Andrea Sempio, l’unico indagato per l’omicidio di Chiara Poggi, ha recentemente rilasciato un’intervista durante la trasmissione ‘Quarto Grado’ su Retequattro, dove ha affrontato varie questioni legate al suo caso. Sempio ha dichiarato che non esiste alcun segreto che l’avvocato Lovati possa rivelare su di lui, sottolineando il suo rispetto e affetto nei confronti del legale, con cui collabora da oltre dieci anni. Ha espresso la sua frustrazione riguardo alla copertura mediatica del caso, affermando che le falsità diffuse dai media sono la parte più pesante da affrontare.
Le dichiarazioni di Sempio sul testimone
Sempio ha commentato anche la questione di un testimone che avrebbe affermato di sapere con certezza che uno scontrino non fosse di sua proprietà . “Sono curioso di vedere come lo documenterà , perché è una cosa totalmente falsa”, ha dichiarato. Ha messo in dubbio l’esistenza di questa persona, sostenendo che le notizie circolate siano infondate. Riguardo alla presenza di due scontrini, ha spiegato che il 14 agosto si trovava nella piazza per un motivo specifico, e non per raccogliere un scontrino. Ha aggiunto di non ricordare di essere tornato in quel luogo e ha citato un audio del 2017 in cui menzionava di essere andato sia il 13 che il 14 agosto, evidenziando che non poteva sapere che quelle informazioni sarebbero state rilevanti anni dopo.
Le accuse di corruzione e confusione familiare
Sempio ha affrontato anche le accuse di corruzione nei confronti del magistrato, definendole prive di senso. Ha spiegato che non avrebbe avuto senso corrompere un magistrato che non aveva il potere di decidere su un’archiviazione. Riguardo a un’intervista in cui suo padre, Giuseppe, ha confuso le cifre relative a spese e prelievi, Sempio ha difeso la memoria del genitore, affermando che la confusione può verificarsi in situazioni di stress come un interrogatorio. Ha sottolineato che, durante le perquisizioni, è stato trovato un foglietto con annotazioni sulle spese legali, il che dimostrerebbe che il padre ha sempre tenuto traccia delle cifre in modo preciso.

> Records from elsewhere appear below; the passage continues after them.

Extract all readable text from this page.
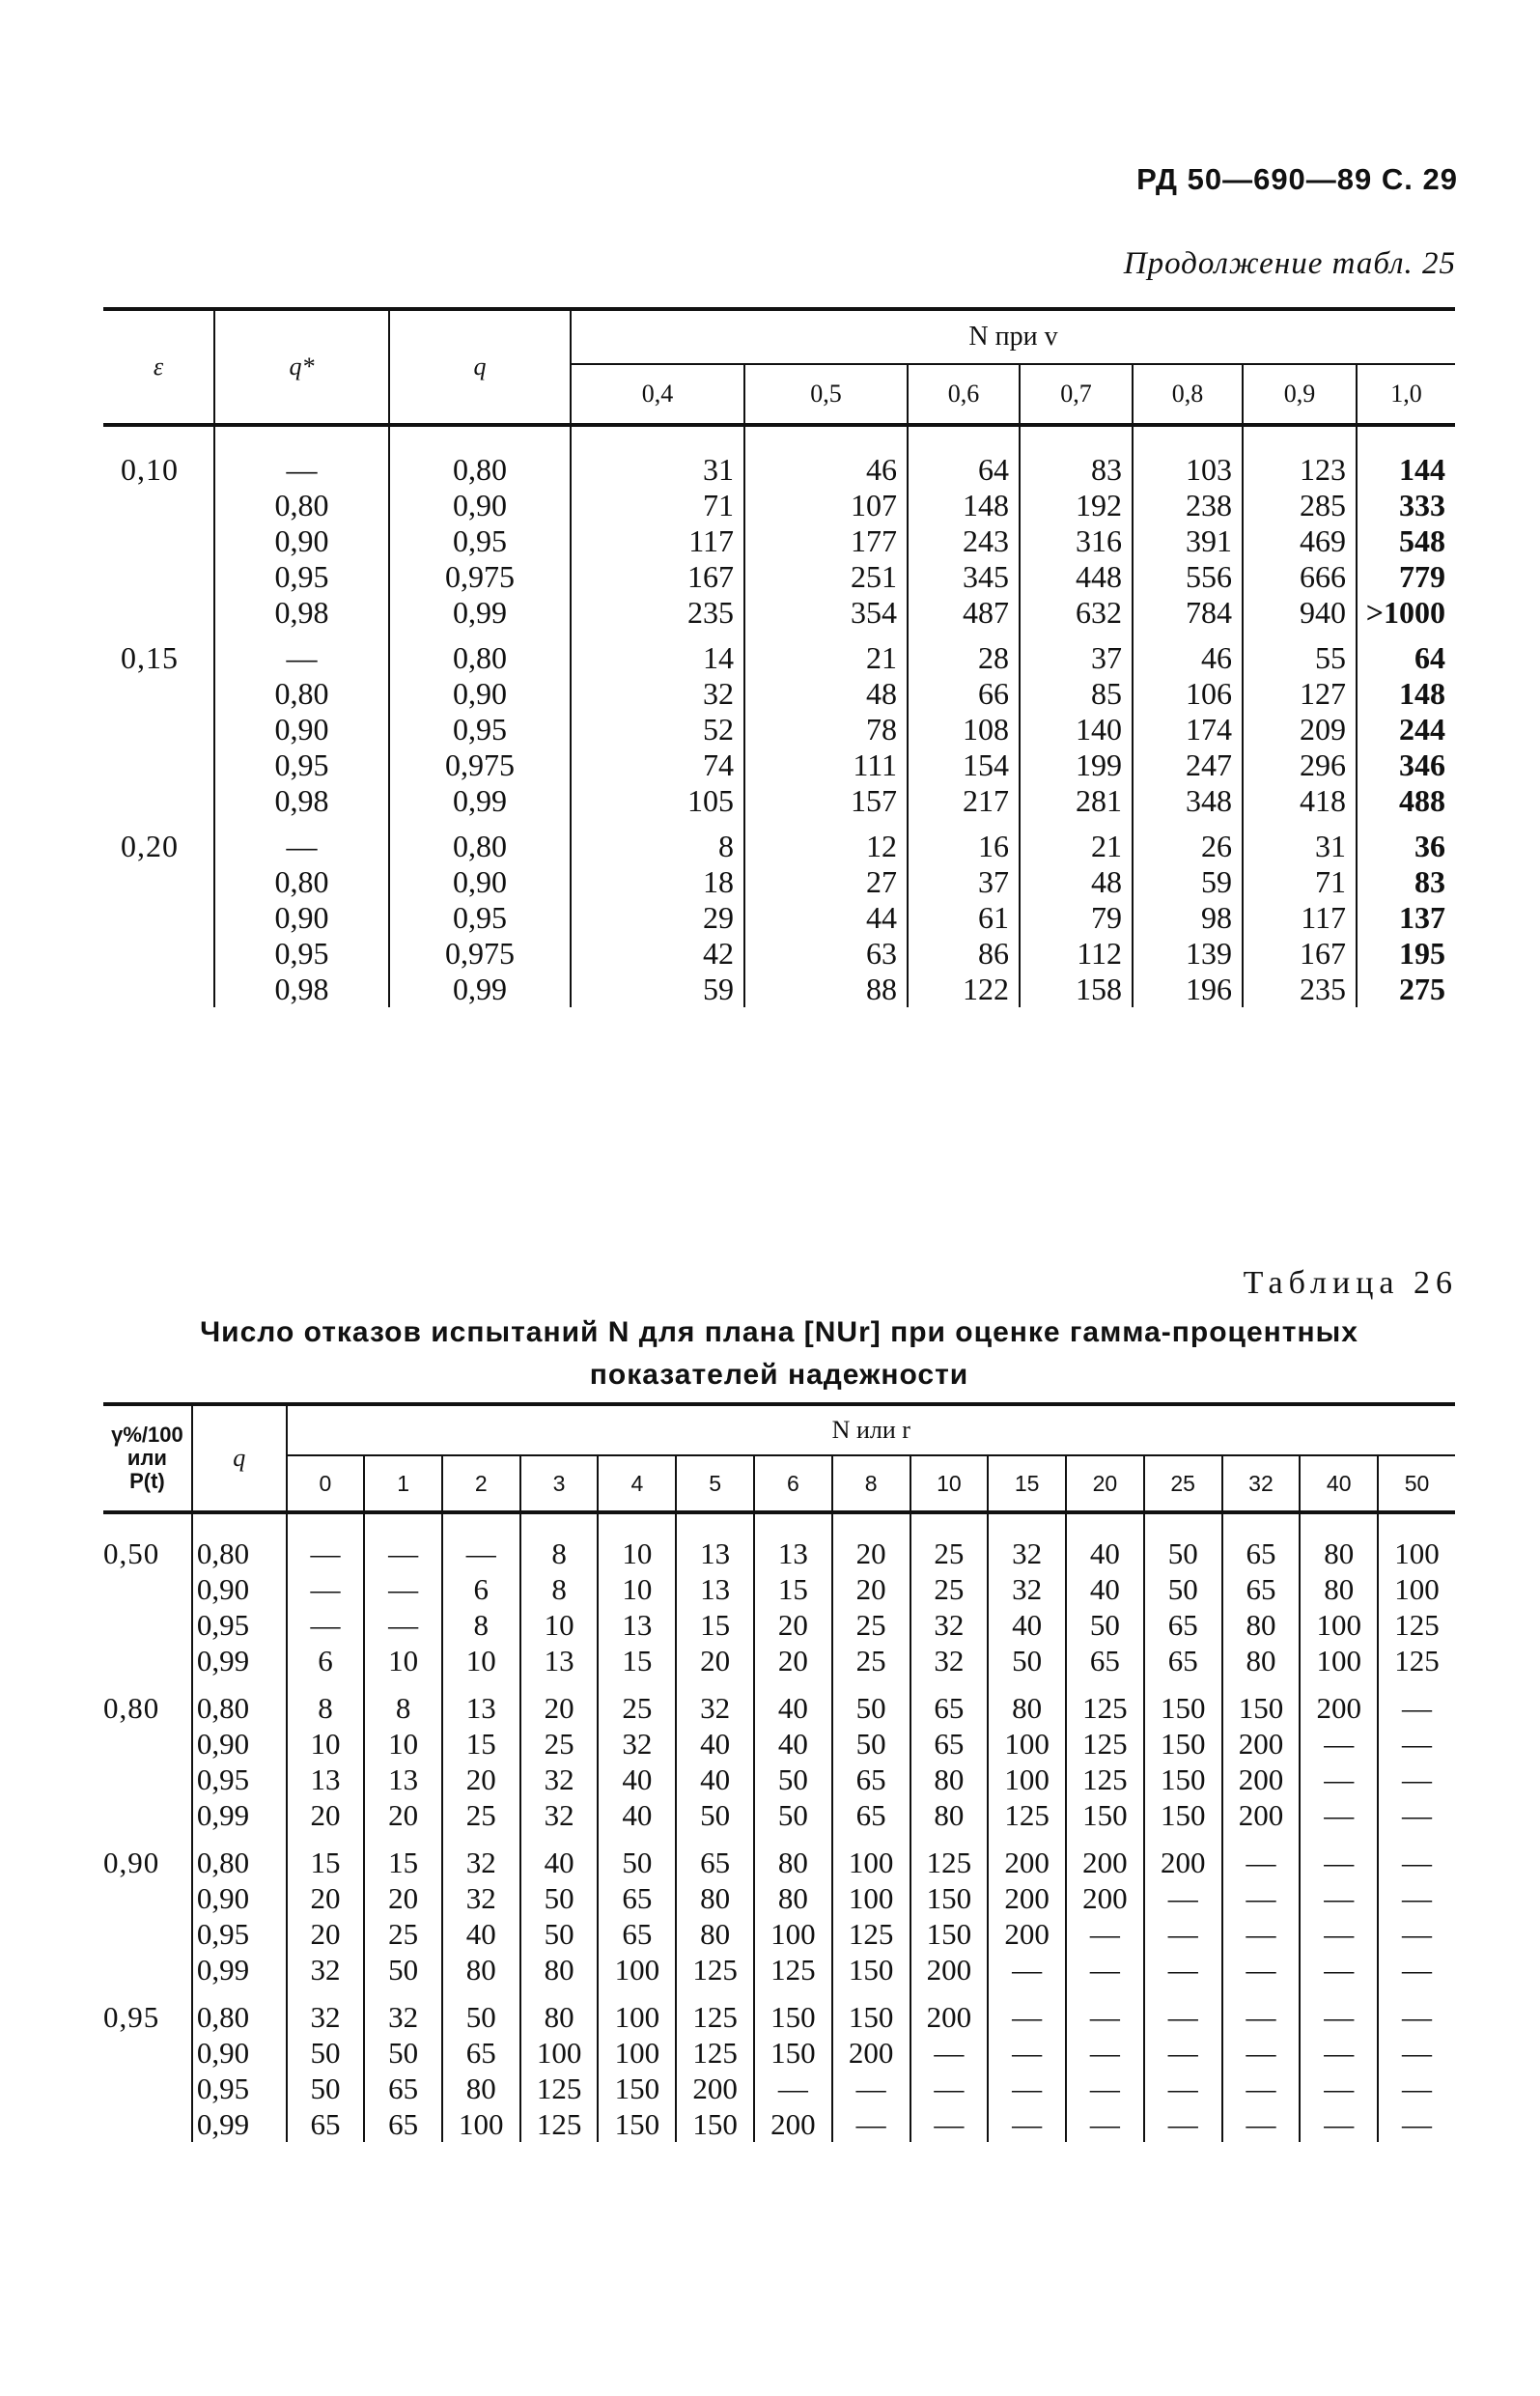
РД 50—690—89 С. 29
Продолжение табл. 25
ε	q*	q	N при v						
			0,4	0,5	0,6	0,7	0,8	0,9	1,0
0,10	—	0,80	31	46	64	83	103	123	144
	0,80	0,90	71	107	148	192	238	285	333
	0,90	0,95	117	177	243	316	391	469	548
	0,95	0,975	167	251	345	448	556	666	779
	0,98	0,99	235	354	487	632	784	940	>1000
0,15	—	0,80	14	21	28	37	46	55	64
	0,80	0,90	32	48	66	85	106	127	148
	0,90	0,95	52	78	108	140	174	209	244
	0,95	0,975	74	111	154	199	247	296	346
	0,98	0,99	105	157	217	281	348	418	488
0,20	—	0,80	8	12	16	21	26	31	36
	0,80	0,90	18	27	37	48	59	71	83
	0,90	0,95	29	44	61	79	98	117	137
	0,95	0,975	42	63	86	112	139	167	195
	0,98	0,99	59	88	122	158	196	235	275
Таблица 26
Число отказов испытаний N для плана [NUr] при оценке гамма-процентных
показателей надежности
γ%/100
или
P(t)	q	N или r														
		0	1	2	3	4	5	6	8	10	15	20	25	32	40	50
0,50	0,80	—	—	—	8	10	13	13	20	25	32	40	50	65	80	100
	0,90	—	—	6	8	10	13	15	20	25	32	40	50	65	80	100
	0,95	—	—	8	10	13	15	20	25	32	40	50	65	80	100	125
	0,99	6	10	10	13	15	20	20	25	32	50	65	65	80	100	125
0,80	0,80	8	8	13	20	25	32	40	50	65	80	125	150	150	200	—
	0,90	10	10	15	25	32	40	40	50	65	100	125	150	200	—	—
	0,95	13	13	20	32	40	40	50	65	80	100	125	150	200	—	—
	0,99	20	20	25	32	40	50	50	65	80	125	150	150	200	—	—
0,90	0,80	15	15	32	40	50	65	80	100	125	200	200	200	—	—	—
	0,90	20	20	32	50	65	80	80	100	150	200	200	—	—	—	—
	0,95	20	25	40	50	65	80	100	125	150	200	—	—	—	—	—
	0,99	32	50	80	80	100	125	125	150	200	—	—	—	—	—	—
0,95	0,80	32	32	50	80	100	125	150	150	200	—	—	—	—	—	—
	0,90	50	50	65	100	100	125	150	200	—	—	—	—	—	—	—
	0,95	50	65	80	125	150	200	—	—	—	—	—	—	—	—	—
	0,99	65	65	100	125	150	150	200	—	—	—	—	—	—	—	—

Le nuove consulenze e le impronte
Un altro argomento di discussione è stata una consulenza legata a un’impronta di scarpa di misura 44, che corrisponderebbe al numero di scarpa di Sempio, rinvenuta nella villetta di Via Pascoli, dove Chiara Poggi è stata uccisa. Sempio ha espresso scetticismo riguardo alla tempistica di questa scoperta, chiedendosi perché non fosse stata menzionata nei precedenti processi. Ha anche messo in discussione l’affidabilità delle analisi del DNA, che ora si afferma siano leggibili, mentre in passato non lo erano. Ha concluso affermando di non essere coinvolto nel delitto e di dover affrontare la situazione attuale con pazienza, mentre il procedimento legale continua il suo corso.